Every employer has to ask themselves a certain question at some point - is there anything that I could be doing to get more out of my employees?
The short answer is yes. No matter how efficient you are, there’s always something you could do to make your workplace run a little smoother, or a little more efficiently. A well functioning company can always be made to operate just a little bit better, each and every day.
It holds true, then, that if you’re feeling like you’re really not getting much out of your employees, you have a lot of room for improvement! While we discuss a few of the warning signs of an unproductive workplace, we’ll also suggest a few ways that you can improve your employees efficiency. After trying a few of our tips out, you’ll be amazed that they haven’t been common practice for years!
Put the emphasis on you
Before you start implementing dramatic changes, enforcing new rules, or establishing new standards, you first need to come to terms with one simple fact; there’s only person who you can truly control in the workplace, and that person is you.
If you want to motivate your employees, get the most out of them, or help them become more efficient, you first need to make changes to yourself and how you work each and every day. You can’t expect people to go above and beyond for someone who doesn’t strive to be the best themself - so rather than wasting time hounding your staff on productivity principles and time management strategies, lead by example and demonstrate the best way to get things done.
Take a leaf out of How to Win Friends & Influence People (which, if you haven’t read, is definitely worth perusing), and start by working on yourself.
Dale Carnegie wrote that people are entrenched in their own patterns, and that they’re kings of self-justification. Consider Al Capone, who thought that he was a humanitarian, and that his criminal activities somehow made him a hero!
You can’t convince people that they’re doing things wrong, or that your way of doing things is right. As such, when trying to motivate your employees, there are two things you should always remember:
- To create change you have to talk to people on their own terms, and identify what individually motivates them.
- You can’t create change by criticizing people, because they’re already convinced that they’re right.
The easiest way to fix a workplace issue is to incentivise (not necessarily with money - this can be as simple as creating a climate where people enjoy working, they get a lot of praise, and have the potential for career advancement), and to keep it positive (if you keep riding your employees with angry or critical remarks, they’re going to produce more work in the short term, but quickly burned out and quit).
If your employees are late, it means they’re not motivated. Someone who feels like their job is wearing them down will find it harder to get up in the morning, compared to somebody who is raring to go.
Why are your employees unmotivated? There are several possibilities; your managers might be too strict, they may feel like they’re being taken for granted, perhaps they’re unhappy with their work, they’re bored, or just feeling the brunt of the daily grind. Whatever the reason, if your employees are consistently showing up late, they’re clearly unmotivated and will be less efficient on a day to day basis.
If this is happening with one of your employees, there’s always the chance that they’re just a lazy good-for-nothing. However, on the chance that something else is the root of the problem, have a talk to them before flying off of your handle. Figure out if there’s something wrong, either with them or in the office. You might just get an engaged, productive worker with a few spoken words.

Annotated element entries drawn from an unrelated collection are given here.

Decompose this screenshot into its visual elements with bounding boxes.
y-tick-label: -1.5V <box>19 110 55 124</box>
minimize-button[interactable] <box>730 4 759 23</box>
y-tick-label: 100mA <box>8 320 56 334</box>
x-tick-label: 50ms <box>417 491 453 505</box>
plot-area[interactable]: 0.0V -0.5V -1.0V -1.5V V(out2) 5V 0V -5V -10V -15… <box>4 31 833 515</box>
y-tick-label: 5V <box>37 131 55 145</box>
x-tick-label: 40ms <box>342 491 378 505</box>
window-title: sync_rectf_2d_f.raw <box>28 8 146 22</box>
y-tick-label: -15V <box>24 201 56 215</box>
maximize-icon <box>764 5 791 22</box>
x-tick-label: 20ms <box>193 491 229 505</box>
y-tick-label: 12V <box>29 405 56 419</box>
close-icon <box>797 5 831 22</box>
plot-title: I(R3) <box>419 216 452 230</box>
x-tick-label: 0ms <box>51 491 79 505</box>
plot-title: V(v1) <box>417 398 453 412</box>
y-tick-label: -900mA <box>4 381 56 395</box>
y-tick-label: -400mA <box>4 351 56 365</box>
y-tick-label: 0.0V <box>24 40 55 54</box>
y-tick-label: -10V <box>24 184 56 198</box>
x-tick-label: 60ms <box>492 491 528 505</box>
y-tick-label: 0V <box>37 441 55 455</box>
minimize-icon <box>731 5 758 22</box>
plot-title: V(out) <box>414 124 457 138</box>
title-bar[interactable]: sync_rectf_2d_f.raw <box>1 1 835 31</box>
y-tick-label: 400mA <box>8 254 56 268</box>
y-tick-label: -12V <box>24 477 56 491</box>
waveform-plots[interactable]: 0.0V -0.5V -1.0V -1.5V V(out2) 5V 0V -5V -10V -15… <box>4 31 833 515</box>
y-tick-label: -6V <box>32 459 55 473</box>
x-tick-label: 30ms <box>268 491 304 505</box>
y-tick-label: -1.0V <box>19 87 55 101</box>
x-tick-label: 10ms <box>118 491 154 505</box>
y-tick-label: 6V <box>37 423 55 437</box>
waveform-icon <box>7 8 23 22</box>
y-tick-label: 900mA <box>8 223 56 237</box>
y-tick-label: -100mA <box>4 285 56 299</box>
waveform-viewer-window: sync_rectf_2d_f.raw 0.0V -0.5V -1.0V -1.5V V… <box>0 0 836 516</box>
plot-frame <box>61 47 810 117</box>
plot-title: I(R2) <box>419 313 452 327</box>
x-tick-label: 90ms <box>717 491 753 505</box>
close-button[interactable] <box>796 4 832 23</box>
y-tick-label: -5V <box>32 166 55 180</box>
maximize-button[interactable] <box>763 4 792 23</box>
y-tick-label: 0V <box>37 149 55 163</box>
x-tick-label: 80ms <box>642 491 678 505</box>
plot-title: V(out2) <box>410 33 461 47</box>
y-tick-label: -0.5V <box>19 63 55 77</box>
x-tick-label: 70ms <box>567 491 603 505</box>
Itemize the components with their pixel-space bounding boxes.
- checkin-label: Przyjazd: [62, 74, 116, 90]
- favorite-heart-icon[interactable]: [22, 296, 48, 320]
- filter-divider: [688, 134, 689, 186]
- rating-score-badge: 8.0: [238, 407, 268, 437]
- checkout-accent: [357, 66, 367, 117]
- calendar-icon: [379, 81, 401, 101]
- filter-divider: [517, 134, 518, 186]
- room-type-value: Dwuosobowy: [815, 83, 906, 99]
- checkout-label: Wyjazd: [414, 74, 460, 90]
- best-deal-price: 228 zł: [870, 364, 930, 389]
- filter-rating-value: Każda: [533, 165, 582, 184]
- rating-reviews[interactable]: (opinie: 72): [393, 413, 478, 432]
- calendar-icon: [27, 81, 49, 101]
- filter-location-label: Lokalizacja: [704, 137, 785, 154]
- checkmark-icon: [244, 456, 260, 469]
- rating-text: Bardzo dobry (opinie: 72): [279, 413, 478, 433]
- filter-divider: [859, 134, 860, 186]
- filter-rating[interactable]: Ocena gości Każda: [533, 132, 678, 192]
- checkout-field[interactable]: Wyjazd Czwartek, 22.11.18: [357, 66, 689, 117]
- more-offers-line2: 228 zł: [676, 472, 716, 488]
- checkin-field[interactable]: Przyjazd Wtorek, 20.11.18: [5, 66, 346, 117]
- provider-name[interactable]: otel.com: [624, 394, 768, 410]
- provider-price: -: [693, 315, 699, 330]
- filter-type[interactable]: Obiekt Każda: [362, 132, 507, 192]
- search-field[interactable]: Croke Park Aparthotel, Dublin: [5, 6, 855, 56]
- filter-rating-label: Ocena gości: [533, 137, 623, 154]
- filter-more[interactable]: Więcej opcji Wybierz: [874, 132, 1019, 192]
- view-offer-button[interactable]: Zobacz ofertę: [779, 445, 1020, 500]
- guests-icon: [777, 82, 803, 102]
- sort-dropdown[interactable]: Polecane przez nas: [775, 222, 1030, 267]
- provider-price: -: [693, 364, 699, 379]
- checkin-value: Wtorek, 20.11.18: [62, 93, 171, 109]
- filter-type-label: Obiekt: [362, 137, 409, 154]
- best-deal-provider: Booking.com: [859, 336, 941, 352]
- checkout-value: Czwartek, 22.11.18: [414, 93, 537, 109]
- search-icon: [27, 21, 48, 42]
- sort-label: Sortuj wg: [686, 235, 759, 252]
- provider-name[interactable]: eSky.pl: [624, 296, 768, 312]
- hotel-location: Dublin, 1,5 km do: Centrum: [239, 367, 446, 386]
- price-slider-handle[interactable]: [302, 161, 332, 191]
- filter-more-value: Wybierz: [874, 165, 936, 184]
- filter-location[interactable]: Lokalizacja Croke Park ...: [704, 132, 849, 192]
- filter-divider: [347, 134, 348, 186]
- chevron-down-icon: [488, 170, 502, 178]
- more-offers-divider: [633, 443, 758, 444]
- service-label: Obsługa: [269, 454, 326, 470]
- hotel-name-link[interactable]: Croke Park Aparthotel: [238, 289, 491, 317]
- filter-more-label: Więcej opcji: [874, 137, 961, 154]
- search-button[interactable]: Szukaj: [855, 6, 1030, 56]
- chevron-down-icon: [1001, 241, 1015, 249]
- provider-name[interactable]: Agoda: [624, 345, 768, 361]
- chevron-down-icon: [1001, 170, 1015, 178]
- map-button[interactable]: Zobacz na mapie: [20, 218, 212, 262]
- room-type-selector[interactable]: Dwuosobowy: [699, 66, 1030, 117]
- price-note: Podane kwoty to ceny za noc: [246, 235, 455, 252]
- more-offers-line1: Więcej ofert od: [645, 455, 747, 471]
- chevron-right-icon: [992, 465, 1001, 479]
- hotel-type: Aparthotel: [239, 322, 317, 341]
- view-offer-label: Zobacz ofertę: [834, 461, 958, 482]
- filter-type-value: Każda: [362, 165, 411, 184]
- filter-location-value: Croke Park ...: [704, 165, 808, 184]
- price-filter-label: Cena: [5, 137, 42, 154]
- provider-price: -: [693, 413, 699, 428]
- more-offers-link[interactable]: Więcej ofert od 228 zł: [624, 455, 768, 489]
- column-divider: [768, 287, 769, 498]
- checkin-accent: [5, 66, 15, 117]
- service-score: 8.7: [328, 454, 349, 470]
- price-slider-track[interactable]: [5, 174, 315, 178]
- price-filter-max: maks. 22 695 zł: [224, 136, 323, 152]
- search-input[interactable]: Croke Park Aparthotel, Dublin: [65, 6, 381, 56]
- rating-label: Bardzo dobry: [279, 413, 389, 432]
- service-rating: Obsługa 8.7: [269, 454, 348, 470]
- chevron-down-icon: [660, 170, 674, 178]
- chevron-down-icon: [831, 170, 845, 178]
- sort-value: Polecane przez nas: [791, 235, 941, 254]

If there’s more than one employee showing up late daily, then you have an office problem. Go fix it.
They’re unorganised or misinformed
Are you getting muddled answers in briefings, or is every project subtly wrong? You might have a problem with communication. There’s clearly a break in your chain of command; information is obviously not filtering down correctly.
If this is your problem, the answer is not to berate your workers or e managers. The solution is to find the break in communication, find a way to fix the hole, and make sure everyone’s on board and in the loop.
This isn’t just some ‘neat freak’ thing. Workers that leave their desks messy are usually unhappier and more unproductive. If you see piles of crumpled papers, littered post it notes, and personal effects lying around, you have an efficiency problem.
However, it’s important to note that you won’t get anywhere by searching for, and criticising, slightly unkempt desks. People have varying standards of tidiness - don’t assume the worst because one stapler is out of line. If an employee is unmotivated or unproductive, there will be other signs besides having a messy desk (like those mentioned in this article!). Assess the situation, and see what other red flags are popping up before worrying about their untidiness.
Efficient employees are working on the edge of their seat, are constantly challenged to do better, and improve their skills every day. If they’re not doing this they’re more than likely bored - and as we’ve previously discussed, bored employees are inefficient ones.
Getting the most out of your employees can be a simple, self-fulfilling prophecy. Expect more out of them, give them jobs they enjoy doing, and they’ll do more work!
There’s office drama every day
An angry, fighting office won’t get much done. If this is your issue, there’s two root causes for your problem; either your managers aren’t doing a good enough job at keeping people in line, or your team building and communication skills are lacking. In many cases, both of these problems will be occurring simultaneously.
Working on team building and communication might be the solution to both of your problems. Fostering healthy office relationships will help eliminate the problem at its core; a much more solid solution than relying on managers to keep the situation under control.